To mobilize women police officers to fight the deceptive California Civil Rights Initiative (CCRI), the Director of the Feminist Majority Foundation's National Center for Women and Policing, Penny Harrington, will travel throughout California holding briefings for women in law enforcement. "CCRI is very deceptively worded," Harrington said, "and a lot of women in law enforcement don't know about it yet. But when they understand that it could hurt their chances for promotions and limit the number of women in law enforcement, they are worried about it.
"If CCRI passes, we're going back to 3% women in the police force," Harrington continued.
Today, women are still only 8% of police officers in the United States, but with affirmative action some big city police departments have considerably more - 14% in Los Angeles, and over 40% in Pittsburgh. Los Angeles is under court order to reach approximately 25% women. Further, a recently-passed Los Angeles city council resolution asks the LAPD to attempt to reach a goal of 44% women police officers.
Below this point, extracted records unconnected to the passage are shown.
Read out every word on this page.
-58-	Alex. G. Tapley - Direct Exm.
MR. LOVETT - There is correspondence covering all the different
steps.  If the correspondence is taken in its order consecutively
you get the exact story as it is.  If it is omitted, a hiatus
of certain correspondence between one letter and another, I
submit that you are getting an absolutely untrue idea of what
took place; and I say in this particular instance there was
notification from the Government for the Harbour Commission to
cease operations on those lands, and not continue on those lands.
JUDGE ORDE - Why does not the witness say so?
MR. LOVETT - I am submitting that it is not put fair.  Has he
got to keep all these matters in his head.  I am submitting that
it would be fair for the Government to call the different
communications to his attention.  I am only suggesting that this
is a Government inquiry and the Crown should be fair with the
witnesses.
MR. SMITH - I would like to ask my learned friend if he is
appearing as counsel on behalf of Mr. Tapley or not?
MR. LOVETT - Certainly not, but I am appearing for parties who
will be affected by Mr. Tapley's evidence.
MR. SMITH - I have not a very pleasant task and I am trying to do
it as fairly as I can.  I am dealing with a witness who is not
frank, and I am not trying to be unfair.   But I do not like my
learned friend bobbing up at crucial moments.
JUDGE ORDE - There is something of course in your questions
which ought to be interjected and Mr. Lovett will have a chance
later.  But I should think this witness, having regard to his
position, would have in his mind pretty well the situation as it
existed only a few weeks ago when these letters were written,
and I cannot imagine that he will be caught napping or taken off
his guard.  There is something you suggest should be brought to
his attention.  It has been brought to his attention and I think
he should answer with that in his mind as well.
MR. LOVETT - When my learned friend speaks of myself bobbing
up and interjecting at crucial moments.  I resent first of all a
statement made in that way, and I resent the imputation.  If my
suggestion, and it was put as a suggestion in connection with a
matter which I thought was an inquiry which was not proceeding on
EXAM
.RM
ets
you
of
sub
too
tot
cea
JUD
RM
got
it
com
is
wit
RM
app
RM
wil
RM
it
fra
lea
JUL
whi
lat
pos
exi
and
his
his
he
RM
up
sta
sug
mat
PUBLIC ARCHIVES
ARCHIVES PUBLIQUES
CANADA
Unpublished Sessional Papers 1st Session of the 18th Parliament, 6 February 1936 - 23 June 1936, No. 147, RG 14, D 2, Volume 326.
CCRI may prevent police departments from entering into "consent decrees" to address discrimination, according to the Los Angeles City Attorney. A "consent decree" is an agreement between the plaintiff and the defendant to address the discrimination in a mutually satisfactory manner before the case goes to trial.
In addition, Clause "C" of CCRI will make it much harder for women police officers to prove discrimination in court.
"Clause 'C' will allow police departments to go back to any old excuse to exclude women," said Harrington. "It would be easy for small town police departments that have never had any women police officers to argue in court that an all-male police force is their 'normal operation.'" Police departments could also use "reasons" such as lack of women's police uniforms or women's lockerrooms to exclude women under CCRI.
A 1989 Police Foundation report found that affirmative action programs "have a major impact not only on the rates at which females apply and enter policing, but, over the long term, on women's overall representation in policing."